Agents need to know what a tool does to the world before calling it. Descriptions should go beyond structured annotations to explain consequences.

Conciseness5/5

Is the description appropriately sized, front-loaded, and free of redundancy?

The description is a single, efficient sentence with zero wasted words. It's front-loaded with the core action and resource, making it immediately scannable. Every word earns its place, and there's no redundancy or unnecessary elaboration.

Shorter descriptions cost fewer tokens and are easier for agents to parse. Every sentence should earn its place.

Completeness2/5

Given the tool's complexity, does the description cover enough for an agent to succeed on first attempt?

Given the complexity of creating a virtual machine (a significant mutation with 5 parameters), the lack of annotations, and no output schema, the description is incomplete. It doesn't address behavioral aspects like permissions, execution time, error handling, or response format. While the schema covers parameters well, the overall context for safe and effective use is inadequate.

Complex tools with many parameters or behaviors need more documentation. Simple tools need less. This dimension scales expectations accordingly.

Parameters3/5

Does the description clarify parameter syntax, constraints, interactions, or defaults beyond what the schema provides?

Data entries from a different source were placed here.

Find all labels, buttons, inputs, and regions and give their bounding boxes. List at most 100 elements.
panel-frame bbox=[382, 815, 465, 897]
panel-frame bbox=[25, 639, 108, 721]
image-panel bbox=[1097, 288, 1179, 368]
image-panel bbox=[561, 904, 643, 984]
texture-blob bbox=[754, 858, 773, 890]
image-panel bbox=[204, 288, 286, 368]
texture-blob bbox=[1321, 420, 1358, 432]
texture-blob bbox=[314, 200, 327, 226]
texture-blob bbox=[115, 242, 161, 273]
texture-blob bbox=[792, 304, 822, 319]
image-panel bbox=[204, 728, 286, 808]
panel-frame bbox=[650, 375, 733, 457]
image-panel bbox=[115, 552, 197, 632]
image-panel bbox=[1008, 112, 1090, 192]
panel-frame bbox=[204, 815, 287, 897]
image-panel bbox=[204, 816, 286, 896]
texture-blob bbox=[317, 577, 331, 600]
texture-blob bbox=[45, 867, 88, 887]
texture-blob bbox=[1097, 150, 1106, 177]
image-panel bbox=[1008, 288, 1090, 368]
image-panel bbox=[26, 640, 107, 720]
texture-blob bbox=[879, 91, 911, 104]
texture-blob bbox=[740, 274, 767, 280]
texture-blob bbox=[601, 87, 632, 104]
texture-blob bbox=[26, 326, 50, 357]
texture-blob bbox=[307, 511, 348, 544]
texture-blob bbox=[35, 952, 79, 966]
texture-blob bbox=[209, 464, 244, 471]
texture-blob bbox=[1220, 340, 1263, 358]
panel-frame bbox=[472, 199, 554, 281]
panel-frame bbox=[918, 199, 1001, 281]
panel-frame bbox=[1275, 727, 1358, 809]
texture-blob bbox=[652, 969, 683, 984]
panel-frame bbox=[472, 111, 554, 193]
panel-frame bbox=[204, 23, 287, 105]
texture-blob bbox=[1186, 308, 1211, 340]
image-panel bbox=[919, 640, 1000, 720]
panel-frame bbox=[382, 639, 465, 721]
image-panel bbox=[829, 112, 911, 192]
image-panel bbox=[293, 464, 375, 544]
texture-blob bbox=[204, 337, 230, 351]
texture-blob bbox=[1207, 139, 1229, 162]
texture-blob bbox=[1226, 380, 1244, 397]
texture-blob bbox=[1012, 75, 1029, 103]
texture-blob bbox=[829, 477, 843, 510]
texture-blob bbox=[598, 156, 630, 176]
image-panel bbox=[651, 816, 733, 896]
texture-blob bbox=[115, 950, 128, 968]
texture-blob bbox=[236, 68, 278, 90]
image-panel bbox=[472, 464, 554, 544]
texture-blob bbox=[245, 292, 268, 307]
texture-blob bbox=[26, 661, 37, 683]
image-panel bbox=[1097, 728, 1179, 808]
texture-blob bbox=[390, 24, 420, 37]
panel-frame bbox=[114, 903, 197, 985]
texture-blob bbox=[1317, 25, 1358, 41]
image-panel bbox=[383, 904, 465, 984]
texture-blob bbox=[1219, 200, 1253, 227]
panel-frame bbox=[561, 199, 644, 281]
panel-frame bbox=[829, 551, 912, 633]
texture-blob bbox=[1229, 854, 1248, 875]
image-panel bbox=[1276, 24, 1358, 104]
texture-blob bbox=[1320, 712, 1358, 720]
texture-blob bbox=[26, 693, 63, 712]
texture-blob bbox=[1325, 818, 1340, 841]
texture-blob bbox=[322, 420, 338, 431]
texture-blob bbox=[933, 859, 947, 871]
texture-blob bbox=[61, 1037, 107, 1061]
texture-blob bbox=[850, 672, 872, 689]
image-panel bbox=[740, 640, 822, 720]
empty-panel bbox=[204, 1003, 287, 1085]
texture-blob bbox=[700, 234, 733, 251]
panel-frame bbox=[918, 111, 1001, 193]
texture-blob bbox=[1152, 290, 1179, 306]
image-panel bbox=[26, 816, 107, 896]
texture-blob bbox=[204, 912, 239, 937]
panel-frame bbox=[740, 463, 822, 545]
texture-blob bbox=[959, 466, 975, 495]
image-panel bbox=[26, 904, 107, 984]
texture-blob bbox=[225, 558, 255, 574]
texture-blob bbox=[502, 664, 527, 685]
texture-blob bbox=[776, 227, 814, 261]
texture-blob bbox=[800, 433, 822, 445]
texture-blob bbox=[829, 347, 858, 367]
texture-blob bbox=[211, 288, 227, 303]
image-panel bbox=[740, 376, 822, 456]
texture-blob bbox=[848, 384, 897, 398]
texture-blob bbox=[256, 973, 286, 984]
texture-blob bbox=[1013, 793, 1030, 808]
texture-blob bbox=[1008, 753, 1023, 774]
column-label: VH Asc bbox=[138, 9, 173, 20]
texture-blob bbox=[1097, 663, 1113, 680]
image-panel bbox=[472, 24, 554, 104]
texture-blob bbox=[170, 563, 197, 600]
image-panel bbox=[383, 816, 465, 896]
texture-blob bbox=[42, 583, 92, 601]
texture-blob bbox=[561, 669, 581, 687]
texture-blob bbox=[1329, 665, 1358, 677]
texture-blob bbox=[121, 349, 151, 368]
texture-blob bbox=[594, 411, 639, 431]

The schema description coverage is 100%, with all 5 parameters clearly documented in the schema itself. The description adds no parameter-specific information beyond what's in the schema (e.g., no context on valid OS values, planID sources, or network requirements). According to the rules, when schema coverage is high (>80%), the baseline is 3 even with no param info in the description.

Input schemas describe structure but not intent. Descriptions should explain non-obvious parameter relationships and valid value ranges.

Purpose4/5

Does the description clearly state what the tool does and how it differs from similar tools?

The description clearly states the action ('Create') and resource ('virtual machine'), making the purpose immediately understandable. It distinguishes from siblings like 'liara_create_app' or 'liara_create_database' by specifying the VM resource type. However, it doesn't explicitly differentiate from other VM-related tools like 'liara_resize_vm' or 'liara_start_vm' beyond the 'create' verb.

Agents choose between tools based on descriptions. A clear purpose with a specific verb and resource helps agents select the right tool.

Usage Guidelines2/5

Does the description explain when to use this tool, when not to, or what alternatives exist?

The description provides no guidance on when to use this tool versus alternatives. There's no mention of prerequisites (e.g., needing a planID or network first), when not to use it (e.g., for modifying existing VMs), or how it relates to sibling tools like 'liara_get_vm' or 'liara_list_vms'. The agent must infer usage from the name and schema alone.

Agents often have multiple tools that could apply. Explicit usage guidance like "use X instead of Y when Z" prevents misuse.